Symptoms include lethargy, hair loss, poor appetite, reduced kidney function, anxiety and short-term memory loss – all of which Jo has experienced.
“I’ve been left a wreck -there’s no other word for it,” she said. “The panic and anxiety has hit from nowhere, but I think it stems from the shock of being fine one minute, then almost dying the next.
“Nobody knows what caused my sepsis, so it could happen again. I’m trying to get on with it and not be a hypochondriac, panicking over every pain I feel, but this has been so traumatic.”
She continued: “My arms still ache to the point where I can’t brush my hair, and it took a month of building up strength to even be able to walk to the shop. I feel like I’m about 90 years old.”
Now, though, Jo – who continues to be monitored by medics – has no choice but to simply wait and see how long her symptoms will last.
Sadly, with few specific treatments available to her, she said she feels as if she has been left on her own to deal with the aftermath of her near-death experience.

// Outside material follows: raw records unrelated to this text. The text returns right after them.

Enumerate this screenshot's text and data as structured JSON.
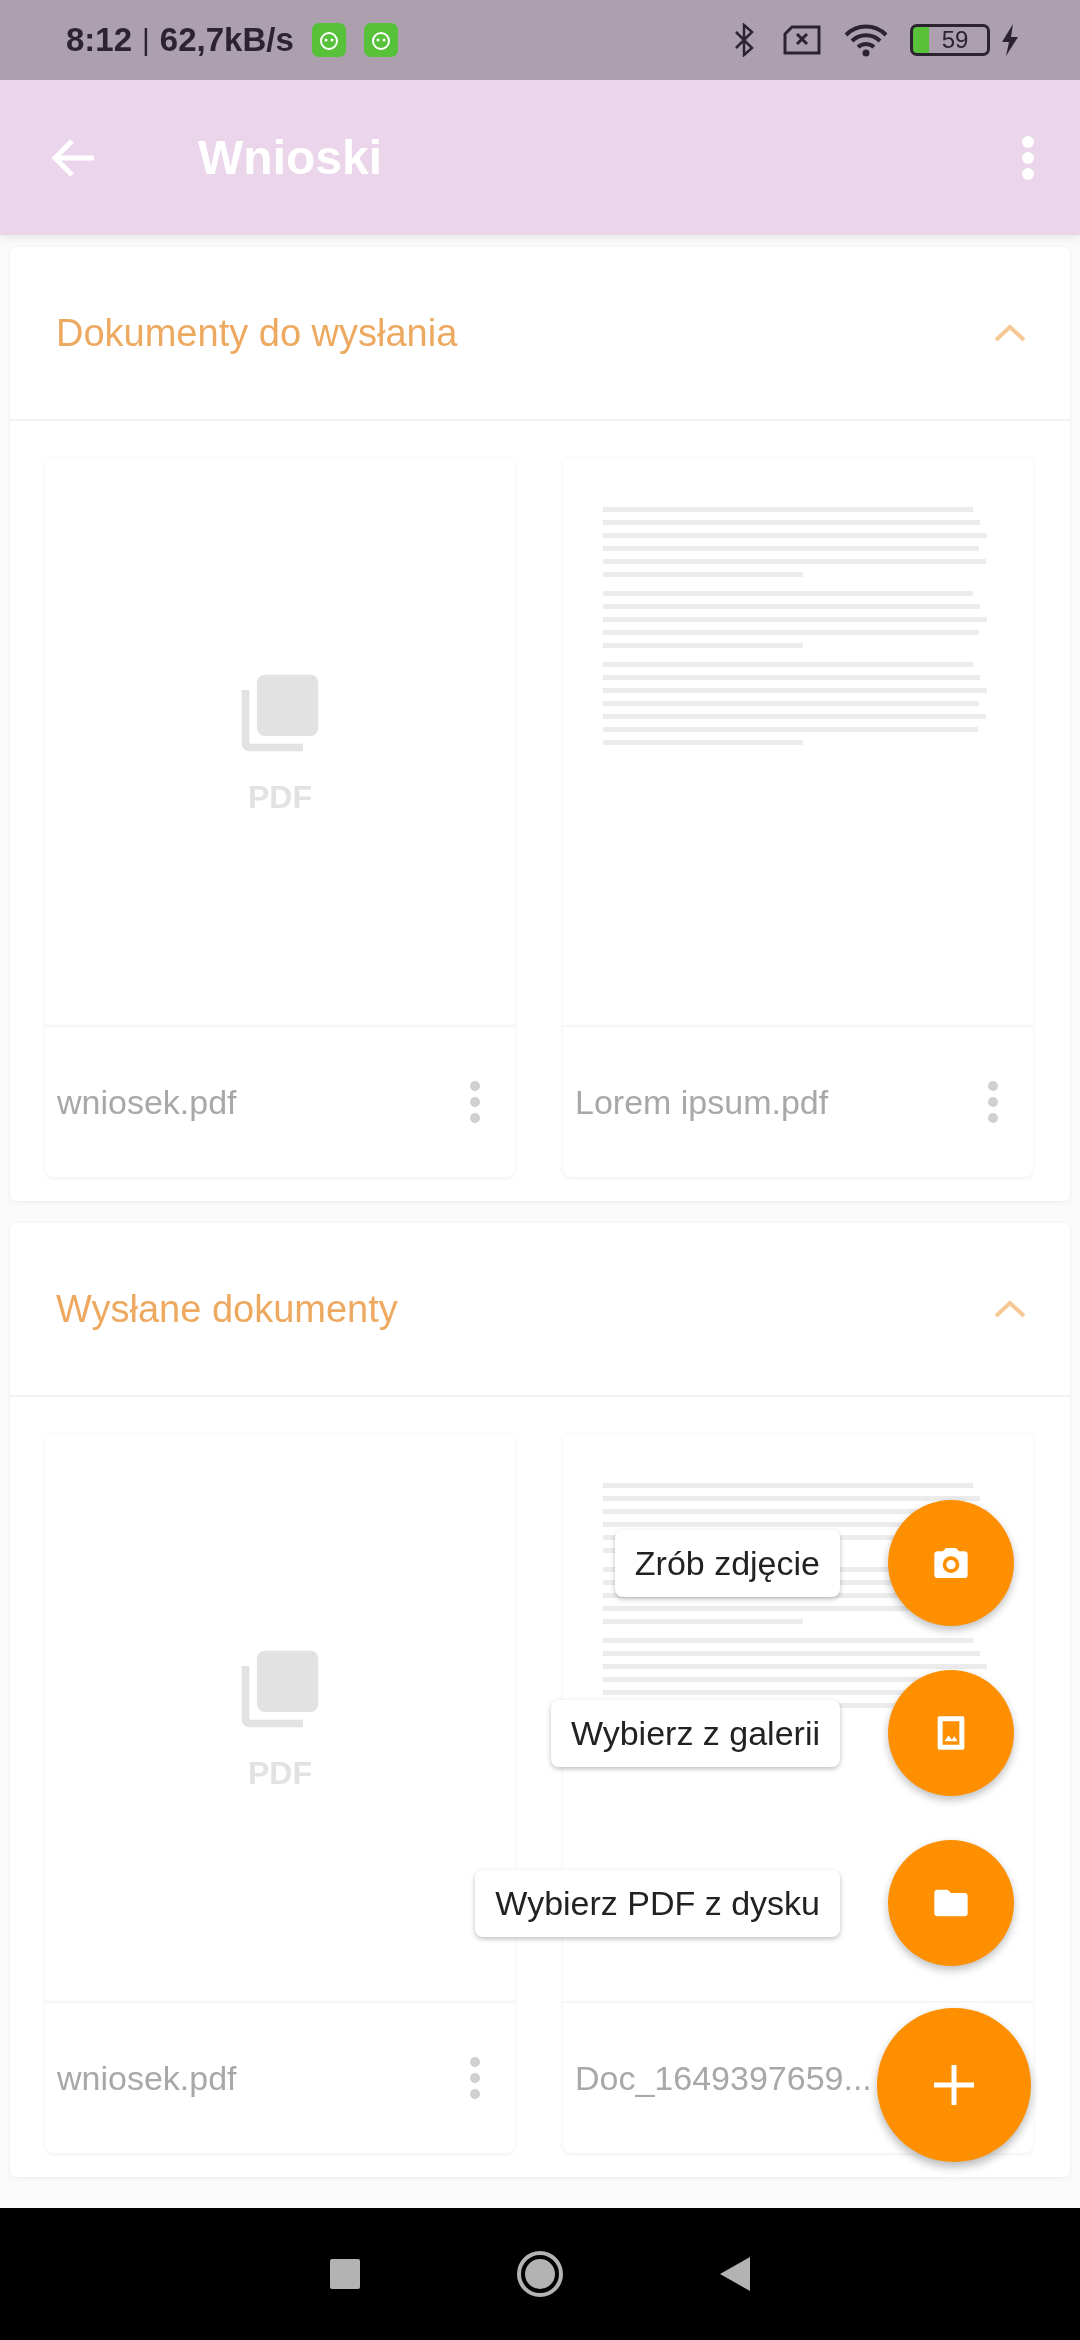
{
  "status_bar": {
    "time": "8:12",
    "separator": "|",
    "speed": "62,7kB/s",
    "battery": "59",
    "charging": true
  },
  "app_bar": {
    "title": "Wnioski"
  },
  "sections": [
    {
      "title": "Dokumenty do wysłania",
      "expanded": true,
      "documents": [
        {
          "kind": "pdf",
          "preview_label": "PDF",
          "name": "wniosek.pdf",
          "menu_button": true
        },
        {
          "kind": "page",
          "name": "Lorem ipsum.pdf",
          "menu_button": true
        }
      ]
    },
    {
      "title": "Wysłane dokumenty",
      "expanded": true,
      "documents": [
        {
          "kind": "pdf",
          "preview_label": "PDF",
          "name": "wniosek.pdf",
          "menu_button": true
        },
        {
          "kind": "page",
          "name": "Doc_1649397659...",
          "menu_button": false
        }
      ]
    }
  ],
  "fab_menu": {
    "actions": [
      {
        "kind": "camera",
        "label": "Zrób zdjęcie"
      },
      {
        "kind": "gallery",
        "label": "Wybierz z galerii"
      },
      {
        "kind": "folder",
        "label": "Wybierz PDF z dysku"
      }
    ]
  }
}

“I know the NHS is overstretched, but I do feel as if I’ve just been left to wait and see what happens,” she said. “I understand I’m no longer an emergency, but I’m still dealing with a lot.
“People don’t understand the huge after-effects that sepsis can have.”
Now, by speaking out, Jo hopes to raise awareness of PSS and urge others to seek help right away if they are feeling unwell.
She continued: “You know your own body, so if you don’t feel right, don’t take no for an answer and fight for tests and treatment.
“I am trying my best to get on with things, and know it does no good to keep looking back, but life will never be the same again for me after this.”